Unfortunately, the meld that is central to “Whose Side Are You On?” is sorted out a bit as At Home and Unaffected progresses, as the pop side and the electronic side separate themselves from each other a bit. Much of the album is going to be completely impenetrable to anyone looking for songs with actual musical notes attached, and those who actually enjoy those exercises in rhythm and chaos will be completely thrown off by the sudden forays into pop music, where even the drum programming is (relatively speaking) a bit pedestrian. Songs like “Bathroom/Guitar/Piano” and “Guitar/Trivial Pursuit”, which are so thematically impenetrable as to be named after the instruments and sounds used to create them, counteract fantastic pop gems like “Disconnect” (a propulsive little ditty that features a refreshingly literate diatribe on modern man’s misuse and misunderstanding of Christianity) and “The Wars” (the beautiful lighter-raising ballad of the bunch, highlighted by one of the most perfect passages of a cappella via multitracking I’ve ever heard).

As with so many projects of such grand ambition, there are problems — for one, Mueller is no master of subtlety. He has quiet passages, he has loud passages, but there is very little in-between, very little build to be found. When he’s going for something frenetic, he’ll fill in every space with sound, layering sounds upon other sounds until it all collapses on itself, and when he’s going for something quiet, he’ll limit his instruments and go for something so sparse as to be bordering on nonexistent. There’s very little in-between, and this is an album that could use a little bit of “in-between” to increase its listenability. For two, Mueller often seems shy about using his voice.

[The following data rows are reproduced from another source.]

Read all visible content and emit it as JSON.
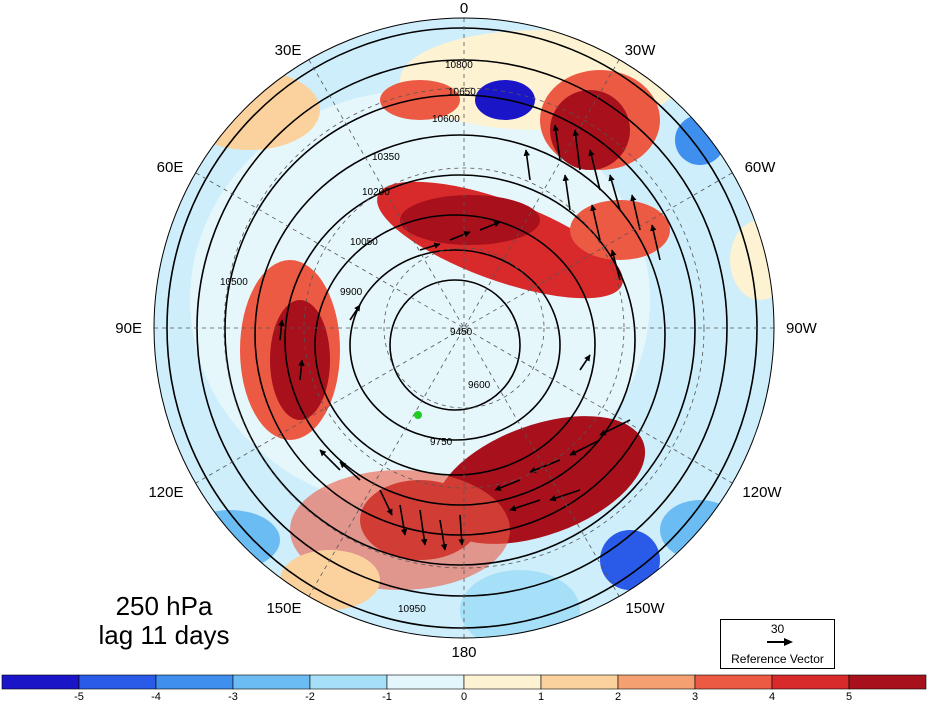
{
  "figure": {
    "level_label": "250 hPa",
    "lag_label": "lag 11 days"
  },
  "longitude_labels": {
    "top": "0",
    "bottom": "180",
    "left_mid": "90E",
    "right_mid": "90W",
    "upper_left_1": "30E",
    "upper_left_2": "60E",
    "upper_right_1": "30W",
    "upper_right_2": "60W",
    "lower_left_1": "120E",
    "lower_left_2": "150E",
    "lower_right_1": "120W",
    "lower_right_2": "150W"
  },
  "contour_labels": [
    "10800",
    "10650",
    "10600",
    "10350",
    "10200",
    "10050",
    "9750",
    "9900",
    "9450",
    "9600",
    "10950",
    "10500"
  ],
  "reference_vector": {
    "magnitude": "30",
    "label": "Reference Vector"
  },
  "colorbar": {
    "ticks": [
      "-5",
      "-4",
      "-3",
      "-2",
      "-1",
      "0",
      "1",
      "2",
      "3",
      "4",
      "5"
    ],
    "colors": [
      "#1a16c8",
      "#2a5ae8",
      "#3f8fee",
      "#6cbcf4",
      "#a6e0f8",
      "#e2f6fb",
      "#fdf2d2",
      "#fbd29e",
      "#f4a070",
      "#ec5a44",
      "#d82a2a",
      "#a8111c"
    ]
  },
  "marker": {
    "color": "#22cc22"
  }
}
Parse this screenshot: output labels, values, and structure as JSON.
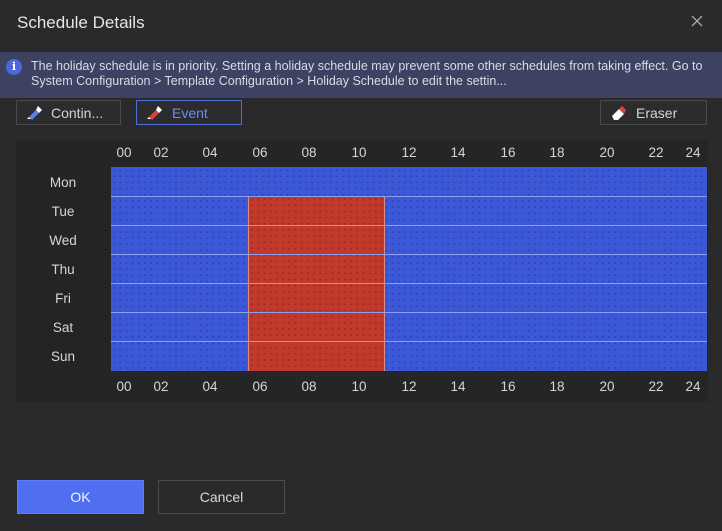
{
  "dialog": {
    "title": "Schedule Details",
    "close_icon": "close-icon"
  },
  "notice": {
    "icon": "info-icon",
    "text": "The holiday schedule is in priority. Setting a holiday schedule may prevent some other schedules from taking effect. Go to System Configuration > Template Configuration > Holiday Schedule to edit the settin..."
  },
  "toolbar": {
    "continuous_label": "Contin...",
    "event_label": "Event",
    "eraser_label": "Eraser",
    "active_tool": "Event"
  },
  "hours": [
    "00",
    "02",
    "04",
    "06",
    "08",
    "10",
    "12",
    "14",
    "16",
    "18",
    "20",
    "22",
    "24"
  ],
  "days": [
    "Mon",
    "Tue",
    "Wed",
    "Thu",
    "Fri",
    "Sat",
    "Sun"
  ],
  "schedule": {
    "colors": {
      "continuous": "#3b58d9",
      "event": "#c0392b"
    },
    "event_block": {
      "days": [
        "Tue",
        "Wed",
        "Thu",
        "Fri",
        "Sat",
        "Sun"
      ],
      "start": "05:30",
      "end": "11:00"
    }
  },
  "buttons": {
    "ok_label": "OK",
    "cancel_label": "Cancel"
  }
}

Many of his vocals sound as though they were recorded in a very large room about a block away from the microphone, and such highly reverbed, muffled vocals get in the way of the listener’s enjoyment of them, particularly on the interlude of “At Home, Part One” and the fantastic, explosive close of “Buttons and Switches”.

After falling all over himself on a spoken-word/hip-hop track (“Multitracked”) that progresses like a boulder falling down a hill, the central suite of the album begins. “At Home Part Two” melds into “The Center of the World”, which leads seamlessly into “…And Unaffected”, the three coming off like a Pink Floyd song in the midst of the sinking Titanic. The seamless transitions between the three provide a more comprehensive (if less impressively executed) version of the mission statement outlined in “Whose Side Are You On?”, engaging the listener throughout a symphony’s worth of movement changes and shifts in mood, sound, and style.

So sure, there are issues — any project that seeks to tackle genre boundaries the way this one does is bound to have them. What’s important is that At Home and Unaffected is largely a whopping success, the type of album that’ll have this reviewer checking release date pages until the highly anticipated follow-up album is released.